The committee left both bills pending after hearing criticism primarily from Harris County, including Tax Assessor-Collector Mike Sullivan, Ed Johnson from the County Clerk's office, and Alan Vera, who chairs the Ballot Security Committee of the Harris County GOP.
Houston Democrat Carol Alvarado sponsors one of the bills, HB 953, which she says would curb government waste. She maintains paper registration costs more and requires more manpower than online registration. Opponents argue the current system works fine as is. On this edition of Houston Matters, we hear highlights of Sullivan’s testimony before the committee (Sullivan declined our invitation to appear on today’s program), and then we talk with Rep. Alvarado. We also hear from Dr. Jon Taylor, Chair and Professor in the Department of Political Science at the University of St. Thomas.
Also this hour: Some call it transformation. Others call it revitalization. Some see it as gentrification. Whatever you call it, from Montrose to The Heights to EaDO to now some of Houston's wards, there’s been dramatic change in many Houston neighborhoods in recent years. And with that change has come the displacement of some longtime residents who can no longer afford to live there. As income rises in a neighborhood, so does opposition to the development of any new low-income housing. Take Houston's northwest side. Recently, Metro floated an idea to sell a closed park-and-ride location to the Houston Housing Authority to build a low-rent apartment complex. Nearby residents vehemently opposed the plan. The Metro board ultimately sold the site to Harris County for a multi-service center.
Do we need more affordable housing in the city of Houston? If so, where? And how do we accomplish it We ask Tory Gunsolley, President and CEO of the Houston Housing Authority, and Patrick Walsh, Director of the City of Houston's Planning and Development Department.

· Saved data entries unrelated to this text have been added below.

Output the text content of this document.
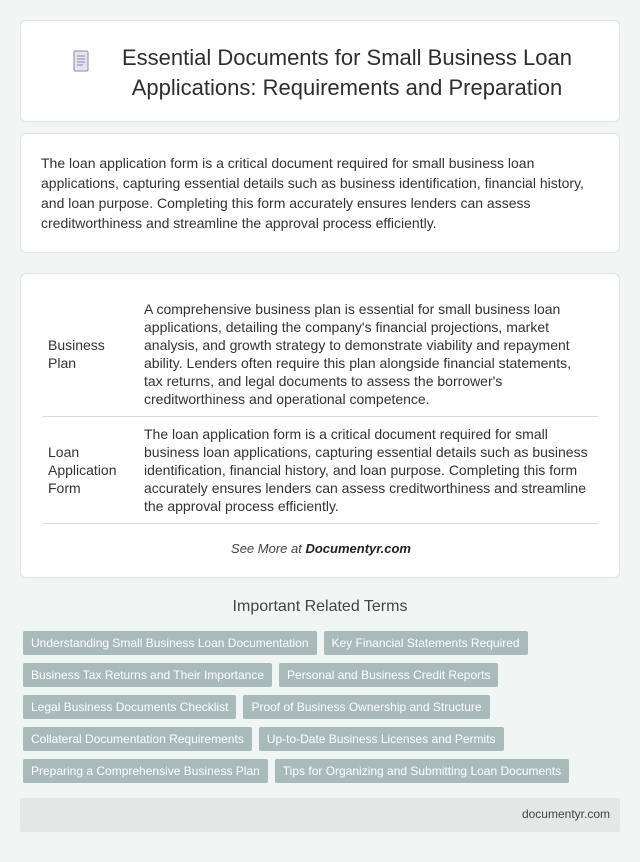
Essential Documents for Small Business Loan Applications: Requirements and Preparation

The loan application form is a critical document required for small business loan applications, capturing essential details such as business identification, financial history, and loan purpose. Completing this form accurately ensures lenders can assess creditworthiness and streamline the approval process efficiently.

Business Plan	A comprehensive business plan is essential for small business loan applications, detailing the company's financial projections, market analysis, and growth strategy to demonstrate viability and repayment ability. Lenders often require this plan alongside financial statements, tax returns, and legal documents to assess the borrower's creditworthiness and operational competence.
Loan Application Form	The loan application form is a critical document required for small business loan applications, capturing essential details such as business identification, financial history, and loan purpose. Completing this form accurately ensures lenders can assess creditworthiness and streamline the approval process efficiently.
See More at Documentyr.com
Important Related Terms
Understanding Small Business Loan Documentation	Key Financial Statements Required
Business Tax Returns and Their Importance	Personal and Business Credit Reports
Legal Business Documents Checklist	Proof of Business Ownership and Structure
Collateral Documentation Requirements	Up-to-Date Business Licenses and Permits
Preparing a Comprehensive Business Plan	Tips for Organizing and Submitting Loan Documents
documentyr.com
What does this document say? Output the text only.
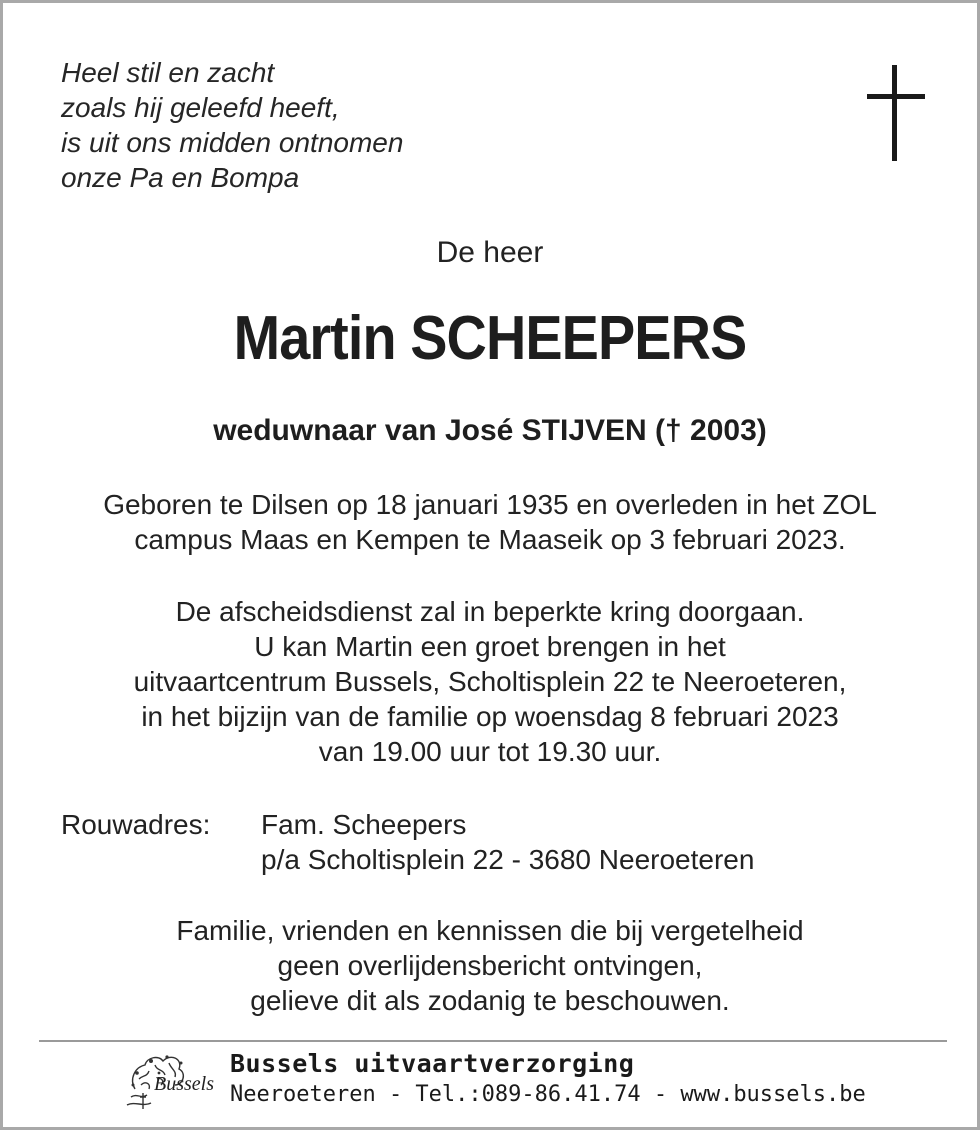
Heel stil en zacht
zoals hij geleefd heeft,
is uit ons midden ontnomen
onze Pa en Bompa
De heer
Martin SCHEEPERS
weduwnaar van José STIJVEN († 2003)
Geboren te Dilsen op 18 januari 1935 en overleden in het ZOL
campus Maas en Kempen te Maaseik op 3 februari 2023.
De afscheidsdienst zal in beperkte kring doorgaan.
U kan Martin een groet brengen in het
uitvaartcentrum Bussels, Scholtisplein 22 te Neeroeteren,
in het bijzijn van de familie op woensdag 8 februari 2023
van 19.00 uur tot 19.30 uur.
Rouwadres:	Fam. Scheepers
p/a Scholtisplein 22 - 3680 Neeroeteren
Familie, vrienden en kennissen die bij vergetelheid
geen overlijdensbericht ontvingen,
gelieve dit als zodanig te beschouwen.
Bussels
Bussels uitvaartverzorging
Neeroeteren - Tel.:089-86.41.74 - www.bussels.be
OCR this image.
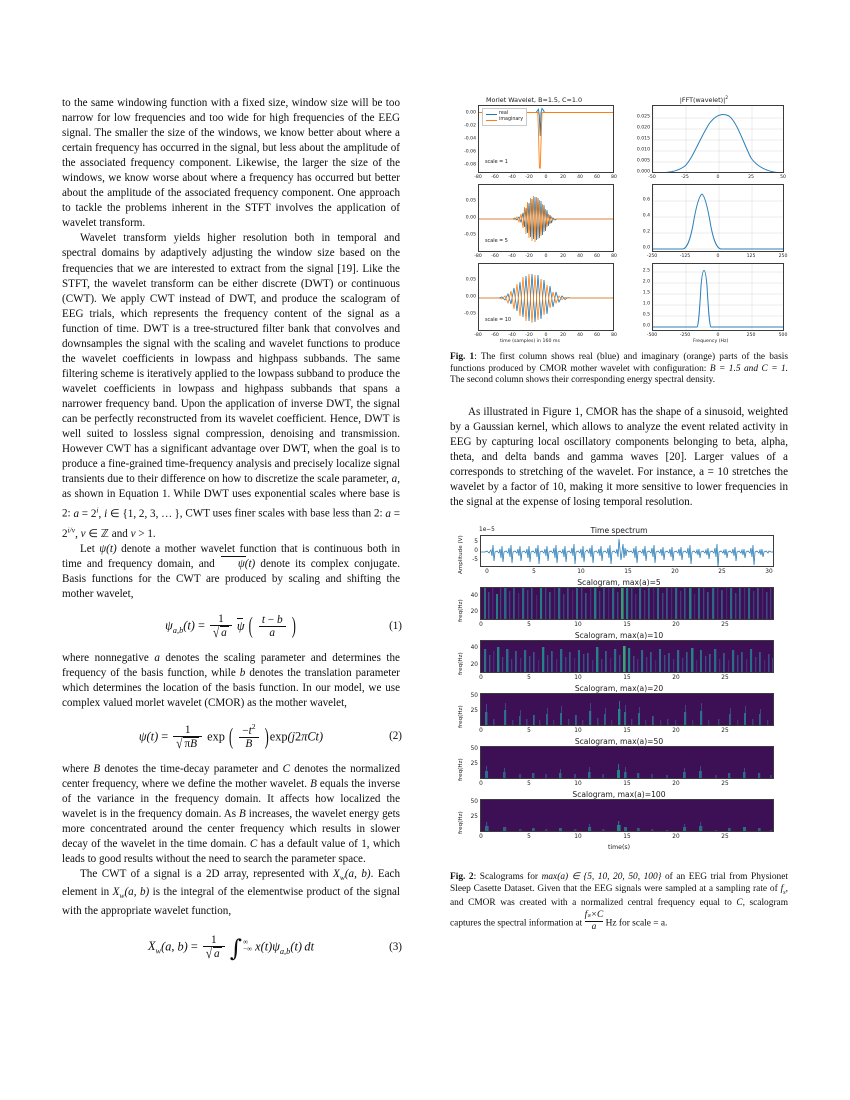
to the same windowing function with a fixed size, window size will be too narrow for low frequencies and too wide for high frequencies of the EEG signal. The smaller the size of the windows, we know better about where a certain frequency has occurred in the signal, but less about the amplitude of the associated frequency component. Likewise, the larger the size of the windows, we know worse about where a frequency has occurred but better about the amplitude of the associated frequency component. One approach to tackle the problems inherent in the STFT involves the application of wavelet transform.

Wavelet transform yields higher resolution both in temporal and spectral domains by adaptively adjusting the window size based on the frequencies that we are interested to extract from the signal [19]. Like the STFT, the wavelet transform can be either discrete (DWT) or continuous (CWT). We apply CWT instead of DWT, and produce the scalogram of EEG trials, which represents the frequency content of the signal as a function of time. DWT is a tree-structured filter bank that convolves and downsamples the signal with the scaling and wavelet functions to produce the wavelet coefficients in lowpass and highpass subbands. The same filtering scheme is iteratively applied to the lowpass subband to produce the wavelet coefficients in lowpass and highpass subbands that spans a narrower frequency band. Upon the application of inverse DWT, the signal can be perfectly reconstructed from its wavelet coefficient. Hence, DWT is well suited to lossless signal compression, denoising and transmission. However CWT has a significant advantage over DWT, when the goal is to produce a fine-grained time-frequency analysis and precisely localize signal transients due to their difference on how to discretize the scale parameter, a, as shown in Equation 1. While DWT uses exponential scales where base is 2: $a = 2^i$, i ∈ {1, 2, 3, … }, CWT uses finer scales with base less than 2: $a = 2^{i/v}$, v ∈ ℤ and v > 1.

Let ψ(t) denote a mother wavelet function that is continuous both in time and frequency domain, and ψ(t) denote its complex conjugate. Basis functions for the CWT are produced by scaling and shifting the mother wavelet,

$\psi_{a,b}(t) = \frac{1}{√ a}$ ψ ( $\frac{t - b}{a}$ )	(1)

where nonnegative a denotes the scaling parameter and determines the frequency of the basis function, while b denotes the translation parameter which determines the location of the basis function. In our model, we use complex valued morlet wavelet (CMOR) as the mother wavelet,

$\psi(t) = \frac{1}{√ \pi B}$ exp ( $\frac{-t^2}{B} )\exp(j2\pi Ct)$	(2)

where B denotes the time-decay parameter and C denotes the normalized center frequency, where we define the mother wavelet. B equals the inverse of the variance in the frequency domain. It affects how localized the wavelet is in the frequency domain. As B increases, the wavelet energy gets more concentrated around the center frequency which results in slower decay of the wavelet in the time domain. C has a default value of 1, which leads to good results without the need to search the parameter space.

The CWT of a signal is a 2D array, represented with $X_w(a$, b). Each element in $X_w(a$, b) is the integral of the elementwise product of the signal with the appropriate wavelet function,

$X_w(a$, $b) = \frac{1}{√ a}$ ∫ ∞
−∞ $x(t)\psi_{a,b}(t)$ dt	(3)
Morlet Wavelet, B=1.5, C=1.0	$|FFT(wavelet)|^2$
real
imaginary
scale = 1
0.00
-0.02
-0.04
-0.06
-0.08
-80 -60 -40 -20	0	20 40 60 80
scale = 5
0.05
0.00
-0.05
-80 -60 -40 -20	0	20 40 60 80
scale = 10
0.05
0.00
-0.05
-80 -60 -40 -20	0	20 40 60 80
time (samples) in 160 ms
0.000
0.005
0.010
0.015
0.020
0.025
-50	-25	0	25	50
0.0
0.2
0.4
0.6
-250	-125	0	125	250
0.0
0.5
1.0
1.5
2.0
2.5
-500	-250	0	250	500
Frequency (Hz)
Fig. 1: The first column shows real (blue) and imaginary (orange) parts of the basis functions produced by CMOR mother wavelet with configuration: B = 1.5 and C = 1. The second column shows their corresponding energy spectral density.

As illustrated in Figure 1, CMOR has the shape of a sinusoid, weighted by a Gaussian kernel, which allows to analyze the event related activity in EEG by capturing local oscillatory components belonging to beta, alpha, theta, and delta bands and gamma waves [20]. Larger values of a corresponds to stretching of the wavelet. For instance, a = 10 stretches the wavelet by a factor of 10, making it more sensitive to lower frequencies in the signal at the expense of losing temporal resolution.

Time spectrum
1e−5
Amplitude (V)	5
0
-5
0	5	10	15	20	25	30
Scalogram, max(a)=5
freq(Hz)
40
20
0	5	10	15	20	25
Scalogram, max(a)=10
freq(Hz)
40
20
0	5	10	15	20	25
Scalogram, max(a)=20
freq(Hz)
50
25
0	5	10	15	20	25
Scalogram, max(a)=50
freq(Hz)
50
25
0	5	10	15	20	25
Scalogram, max(a)=100
freq(Hz)
50
25
0	5	10	15	20	25
time(s)
Fig. 2: Scalograms for max(a) ∈ {5, 10, 20, 50, 100} of an EEG trial from Physionet Sleep Casette Dataset. Given that the EEG signals were sampled at a sampling rate of $f_s$, and CMOR was created with a normalized central frequency equal to C, scalogram captures the spectral information at $\frac{\text{fₛ×C}}{a}$ Hz for scale = a.
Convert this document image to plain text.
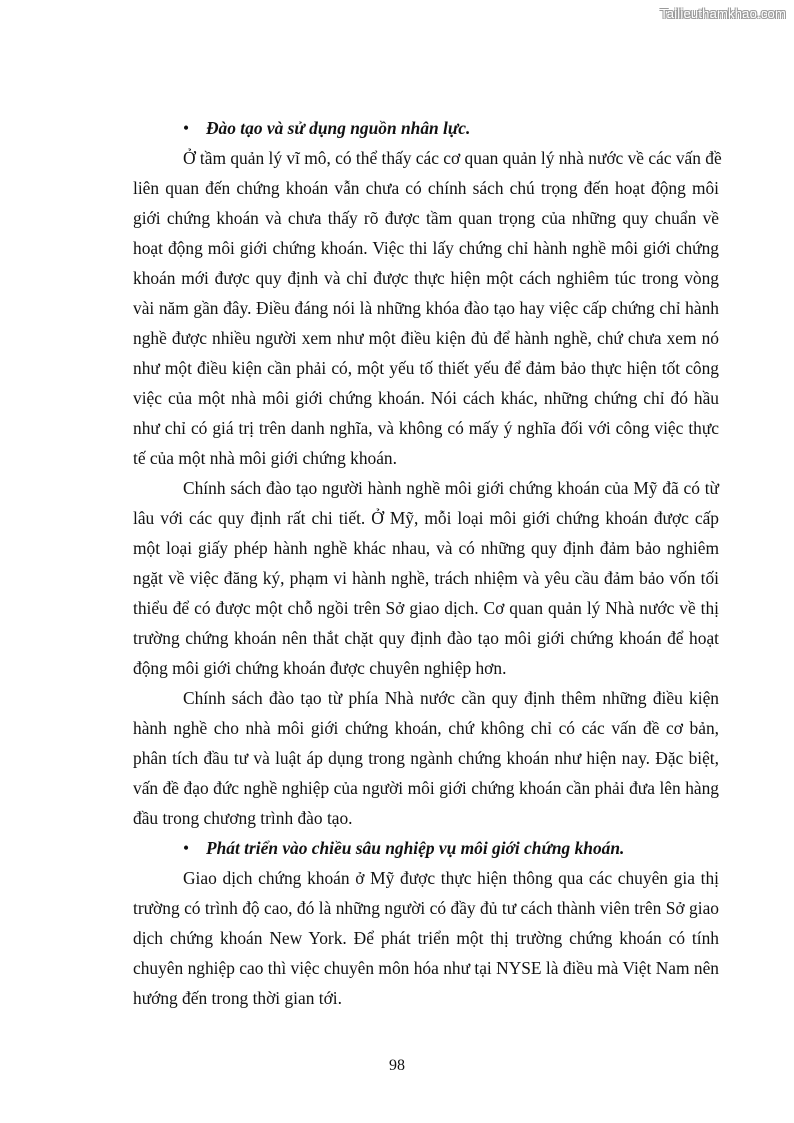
Tailieuthamkhao.com
• Đào tạo và sử dụng nguồn nhân lực.
Ở tầm quản lý vĩ mô, có thể thấy các cơ quan quản lý nhà nước về các vấn đề
liên quan đến chứng khoán vẫn chưa có chính sách chú trọng đến hoạt động môi
giới chứng khoán và chưa thấy rõ được tầm quan trọng của những quy chuẩn về
hoạt động môi giới chứng khoán. Việc thi lấy chứng chỉ hành nghề môi giới chứng
khoán mới được quy định và chỉ được thực hiện một cách nghiêm túc trong vòng
vài năm gần đây. Điều đáng nói là những khóa đào tạo hay việc cấp chứng chỉ hành
nghề được nhiều người xem như một điều kiện đủ để hành nghề, chứ chưa xem nó
như một điều kiện cần phải có, một yếu tố thiết yếu để đảm bảo thực hiện tốt công
việc của một nhà môi giới chứng khoán. Nói cách khác, những chứng chỉ đó hầu
như chỉ có giá trị trên danh nghĩa, và không có mấy ý nghĩa đối với công việc thực
tế của một nhà môi giới chứng khoán.
Chính sách đào tạo người hành nghề môi giới chứng khoán của Mỹ đã có từ
lâu với các quy định rất chi tiết. Ở Mỹ, mỗi loại môi giới chứng khoán được cấp
một loại giấy phép hành nghề khác nhau, và có những quy định đảm bảo nghiêm
ngặt về việc đăng ký, phạm vi hành nghề, trách nhiệm và yêu cầu đảm bảo vốn tối
thiểu để có được một chỗ ngồi trên Sở giao dịch. Cơ quan quản lý Nhà nước về thị
trường chứng khoán nên thắt chặt quy định đào tạo môi giới chứng khoán để hoạt
động môi giới chứng khoán được chuyên nghiệp hơn.
Chính sách đào tạo từ phía Nhà nước cần quy định thêm những điều kiện
hành nghề cho nhà môi giới chứng khoán, chứ không chỉ có các vấn đề cơ bản,
phân tích đầu tư và luật áp dụng trong ngành chứng khoán như hiện nay. Đặc biệt,
vấn đề đạo đức nghề nghiệp của người môi giới chứng khoán cần phải đưa lên hàng
đầu trong chương trình đào tạo.
• Phát triển vào chiều sâu nghiệp vụ môi giới chứng khoán.
Giao dịch chứng khoán ở Mỹ được thực hiện thông qua các chuyên gia thị
trường có trình độ cao, đó là những người có đầy đủ tư cách thành viên trên Sở giao
dịch chứng khoán New York. Để phát triển một thị trường chứng khoán có tính
chuyên nghiệp cao thì việc chuyên môn hóa như tại NYSE là điều mà Việt Nam nên
hướng đến trong thời gian tới.
98
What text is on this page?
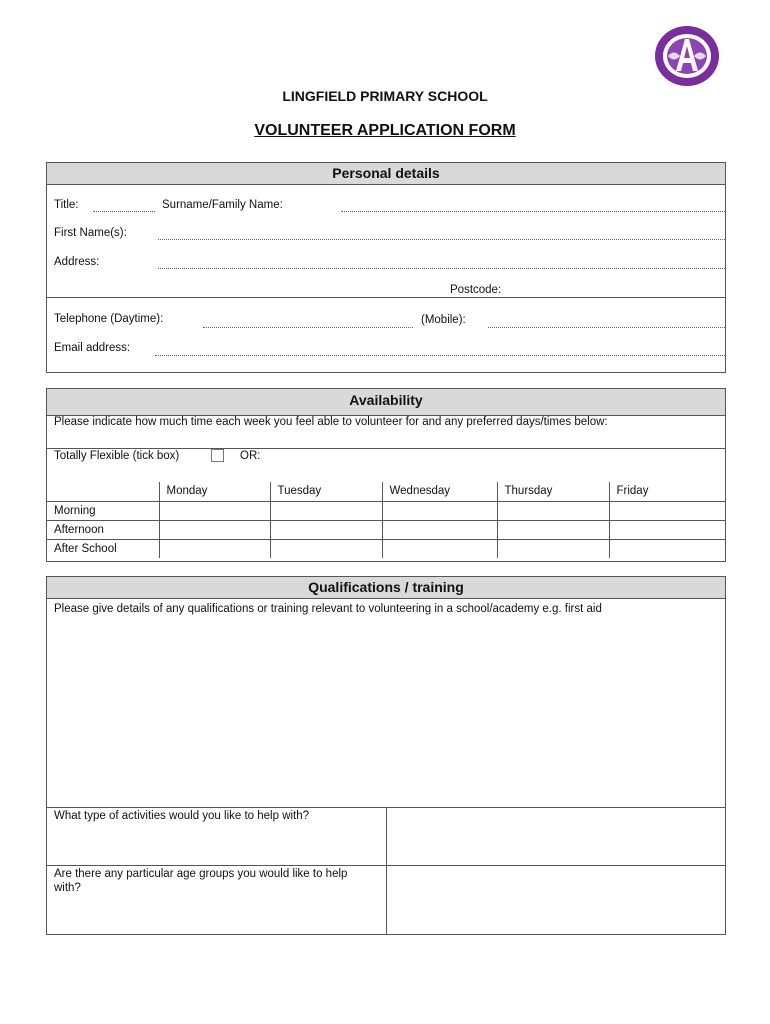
LINGFIELD PRIMARY SCHOOL
VOLUNTEER APPLICATION FORM
Personal details
Title:	Surname/Family Name:
First Name(s):
Address:
Postcode:
Telephone (Daytime):	(Mobile):
Email address:
Availability
Please indicate how much time each week you feel able to volunteer for and any preferred days/times below:
Totally Flexible (tick box)	OR:
	Monday	Tuesday	Wednesday	Thursday	Friday
Morning					
Afternoon					
After School					
Qualifications / training
Please give details of any qualifications or training relevant to volunteering in a school/academy e.g. first aid
What type of activities would you like to help with?
Are there any particular age groups you would like to help with?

Then: A new report from the National Women's Law Center and the Poverty and Race Research Action Council indicates heavily minority schools in Texas tend to offer less options for girls of color to play sports than heavily white schools. Why? We ask one of the report’s lead authors, Neena Chaudhry, Director of Equal Opportunities in Athletics.
Plus: Why Jon Gnarr, the former mayor of Reykjavik, Iceland, called Houston home for a few months.